Antique Pearl Brooches & Bangles
Small seed pearls are commonly found set into antique brooches, usually to contrast and compliment a larger central coloured gemstone. Similarly, seed pearl bangles were popular both with the Victorians and Edwardians, usually but not always with coloured stones set into them as well. As the one of the birthstones for June, pearls are considered an emblem of modesty, chastity and purity. More than that though, pearl is also supposed to symbolise love, success and a happy marriage, and in many countries pearls are worn by the bride as earrings and/or necklace during her wedding, or presented a wedding gift. Particularly popular are graduated pearl necklaces: many pearls strung together usually on silk thread. Large single pearl pendants are also particularly well suited to special occasions.
Vintage Pearl Rings
We love vintage pearl rings! As a soft material, great care must be taken when wearing these stones on the hand, but pearl works so well set into gold and platinum that's it hard not to own at least one pearl finger ring! At the turn of the 20th century, it was common for pearls to be set into gold bands with either turquoise or coral, and we love to source these beautiful items when we can. A small point of note regarding antique pearl rings: pearls cannot tolerate the heat of the jeweller's torch, so the ring cannot be resized. When buying an antique pearl piece, you must stick with the size you find it in, otherwise the pearls will need removing which will likely damage them so much they will need replacing.

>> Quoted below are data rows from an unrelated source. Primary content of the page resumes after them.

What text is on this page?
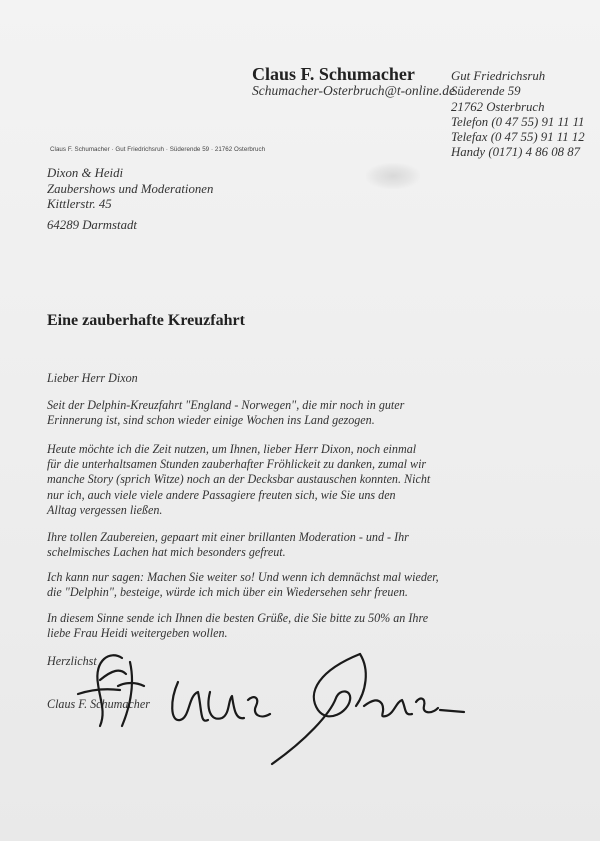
Claus F. Schumacher
Schumacher-Osterbruch@t-online.de
Gut Friedrichsruh
Süderende 59
21762 Osterbruch
Telefon (0 47 55) 91 11 11
Telefax (0 47 55) 91 11 12
Handy (0171) 4 86 08 87
Claus F. Schumacher · Gut Friedrichsruh · Süderende 59 · 21762 Osterbruch
Dixon & Heidi
Zaubershows und Moderationen
Kittlerstr. 45
64289 Darmstadt
Eine zauberhafte Kreuzfahrt
Lieber Herr Dixon
Seit der Delphin-Kreuzfahrt "England - Norwegen", die mir noch in guter
Erinnerung ist, sind schon wieder einige Wochen ins Land gezogen.
Heute möchte ich die Zeit nutzen, um Ihnen, lieber Herr Dixon, noch einmal
für die unterhaltsamen Stunden zauberhafter Fröhlickeit zu danken, zumal wir
manche Story (sprich Witze) noch an der Decksbar austauschen konnten. Nicht
nur ich, auch viele viele andere Passagiere freuten sich, wie Sie uns den
Alltag vergessen ließen.
Ihre tollen Zaubereien, gepaart mit einer brillanten Moderation - und - Ihr
schelmisches Lachen hat mich besonders gefreut.
Ich kann nur sagen: Machen Sie weiter so! Und wenn ich demnächst mal wieder,
die "Delphin", besteige, würde ich mich über ein Wiedersehen sehr freuen.
In diesem Sinne sende ich Ihnen die besten Grüße, die Sie bitte zu 50% an Ihre
liebe Frau Heidi weitergeben wollen.
Herzlichst
Claus F. Schumacher
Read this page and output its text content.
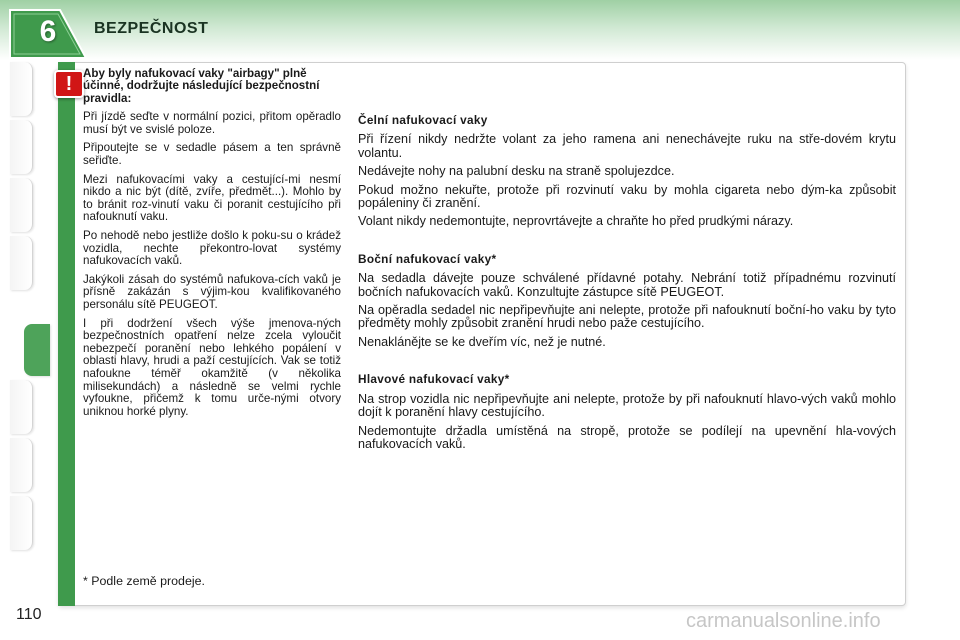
6	BEZPEČNOST
! Aby byly nafukovací vaky "airbagy" plně účinné, dodržujte následující bezpečnostní pravidla:

Při jízdě seďte v normální pozici, přitom opěradlo musí být ve svislé poloze.

Připoutejte se v sedadle pásem a ten správně seřiďte.

Mezi nafukovacími vaky a cestující-mi nesmí nikdo a nic být (dítě, zvíře, předmět...). Mohlo by to bránit roz-vinutí vaku či poranit cestujícího při nafouknutí vaku.

Po nehodě nebo jestliže došlo k poku-su o krádež vozidla, nechte překontro-lovat systémy nafukovacích vaků.

Jakýkoli zásah do systémů nafukova-cích vaků je přísně zakázán s výjim-kou kvalifikovaného personálu sítě PEUGEOT.

I při dodržení všech výše jmenova-ných bezpečnostních opatření nelze zcela vyloučit nebezpečí poranění nebo lehkého popálení v oblasti hlavy, hrudi a paží cestujících. Vak se totiž nafoukne téměř okamžitě (v několika milisekundách) a následně se velmi rychle vyfoukne, přičemž k tomu urče-nými otvory uniknou horké plyny.

Čelní nafukovací vaky

Při řízení nikdy nedržte volant za jeho ramena ani nenechávejte ruku na stře-dovém krytu volantu.

Nedávejte nohy na palubní desku na straně spolujezdce.

Pokud možno nekuřte, protože při rozvinutí vaku by mohla cigareta nebo dým-ka způsobit popáleniny či zranění.

Volant nikdy nedemontujte, neprovrtávejte a chraňte ho před prudkými nárazy.

Boční nafukovací vaky*

Na sedadla dávejte pouze schválené přídavné potahy. Nebrání totiž případnému rozvinutí bočních nafukovacích vaků. Konzultujte zástupce sítě PEUGEOT.

Na opěradla sedadel nic nepřipevňujte ani nelepte, protože při nafouknutí boční-ho vaku by tyto předměty mohly způsobit zranění hrudi nebo paže cestujícího.

Nenaklánějte se ke dveřím víc, než je nutné.

Hlavové nafukovací vaky*

Na strop vozidla nic nepřipevňujte ani nelepte, protože by při nafouknutí hlavo-vých vaků mohlo dojít k poranění hlavy cestujícího.

Nedemontujte držadla umístěná na stropě, protože se podílejí na upevnění hla-vových nafukovacích vaků.

* Podle země prodeje.
110	carmanualsonline.info
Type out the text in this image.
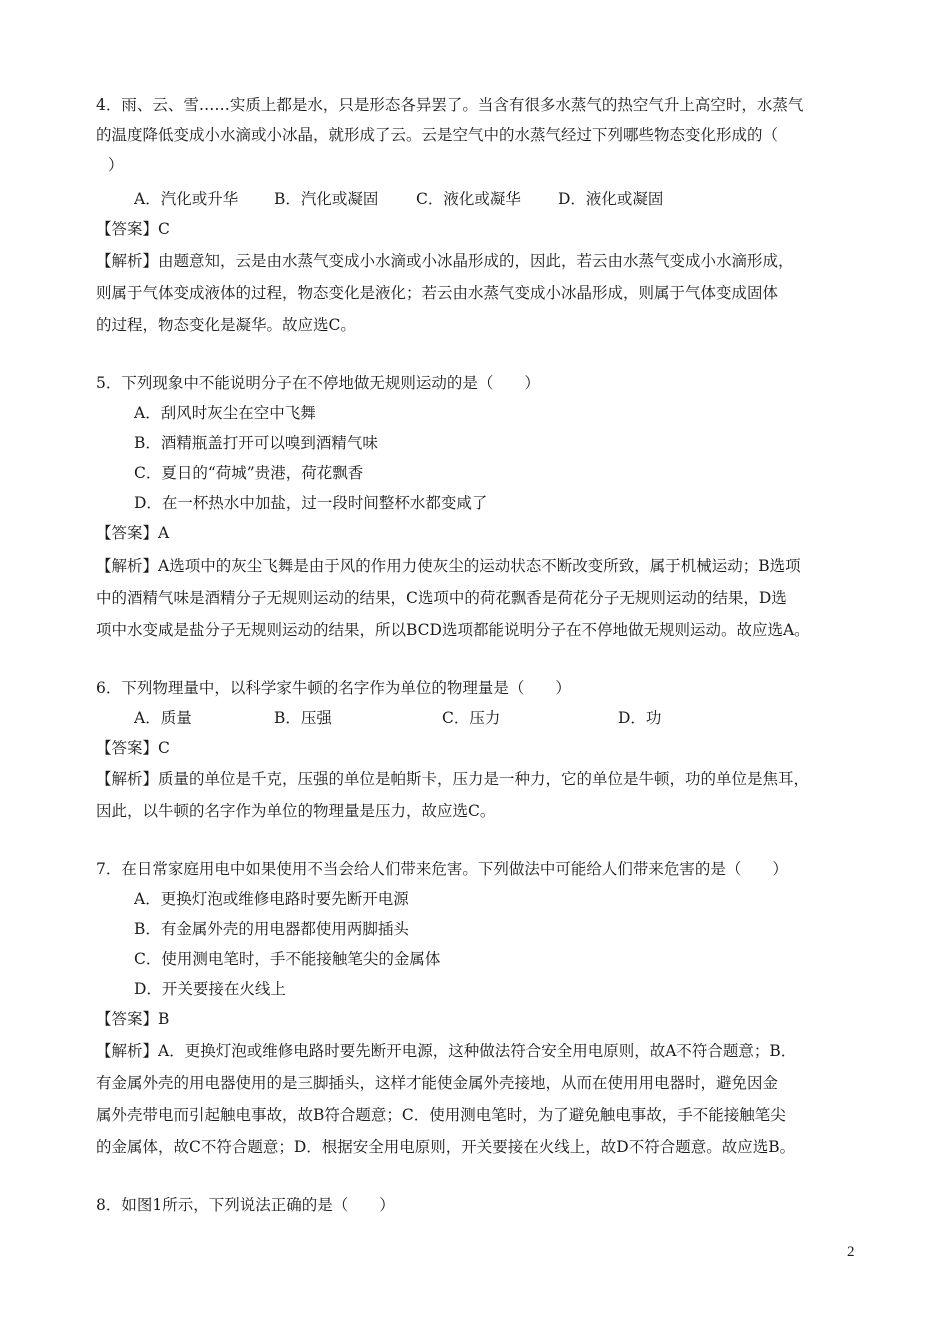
4．雨、云、雪……实质上都是水，只是形态各异罢了。当含有很多水蒸气的热空气升上高空时，水蒸气
的温度降低变成小水滴或小冰晶，就形成了云。云是空气中的水蒸气经过下列哪些物态变化形成的（
）
A．汽化或升华 B．汽化或凝固 C．液化或凝华 D．液化或凝固
【答案】C
【解析】由题意知，云是由水蒸气变成小水滴或小冰晶形成的，因此，若云由水蒸气变成小水滴形成，
则属于气体变成液体的过程，物态变化是液化；若云由水蒸气变成小冰晶形成，则属于气体变成固体
的过程，物态变化是凝华。故应选C。
5．下列现象中不能说明分子在不停地做无规则运动的是（　　）
A．刮风时灰尘在空中飞舞
B．酒精瓶盖打开可以嗅到酒精气味
C．夏日的“荷城”贵港，荷花飘香
D．在一杯热水中加盐，过一段时间整杯水都变咸了
【答案】A
【解析】A选项中的灰尘飞舞是由于风的作用力使灰尘的运动状态不断改变所致，属于机械运动；B选项
中的酒精气味是酒精分子无规则运动的结果，C选项中的荷花飘香是荷花分子无规则运动的结果，D选
项中水变咸是盐分子无规则运动的结果，所以BCD选项都能说明分子在不停地做无规则运动。故应选A。
6．下列物理量中，以科学家牛顿的名字作为单位的物理量是（　　）
A．质量	B．压强	C．压力	D．功
【答案】C
【解析】质量的单位是千克，压强的单位是帕斯卡，压力是一种力，它的单位是牛顿，功的单位是焦耳，
因此，以牛顿的名字作为单位的物理量是压力，故应选C。
7．在日常家庭用电中如果使用不当会给人们带来危害。下列做法中可能给人们带来危害的是（　　）
A．更换灯泡或维修电路时要先断开电源
B．有金属外壳的用电器都使用两脚插头
C．使用测电笔时，手不能接触笔尖的金属体
D．开关要接在火线上
【答案】B
【解析】A．更换灯泡或维修电路时要先断开电源，这种做法符合安全用电原则，故A不符合题意；B．
有金属外壳的用电器使用的是三脚插头，这样才能使金属外壳接地，从而在使用用电器时，避免因金
属外壳带电而引起触电事故，故B符合题意；C．使用测电笔时，为了避免触电事故，手不能接触笔尖
的金属体，故C不符合题意；D．根据安全用电原则，开关要接在火线上，故D不符合题意。故应选B。
8．如图1所示，下列说法正确的是（　　）
2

Why buy antique pearl jewellery?
There is a magic with antique and vintage jewellery that we just do not find with modern pieces. Lovers of old jewellery seek this magic, and it's definitely a joy not shared by everyone. But those who buy antique pearl jewellery do so because they love the mystery and intrigue that comes with their jewellery. When you put that pearl pendant necklace around your neck, or pin that antique pearl brooch to your jacket, you could almost be transported back 100 years to the cobbled streets of Victorian/Edwardian Britain. The magic in vintage pearl jewellery is simply knowing that the piece has been worn and loved before, many many times, and has lived through so many momentous periods in history that if only we could time travel, we would surely go back and see ourselves. Antique jewellery is a piece of history with a past far longer than our own, and we can't wait to add our chapter to its story!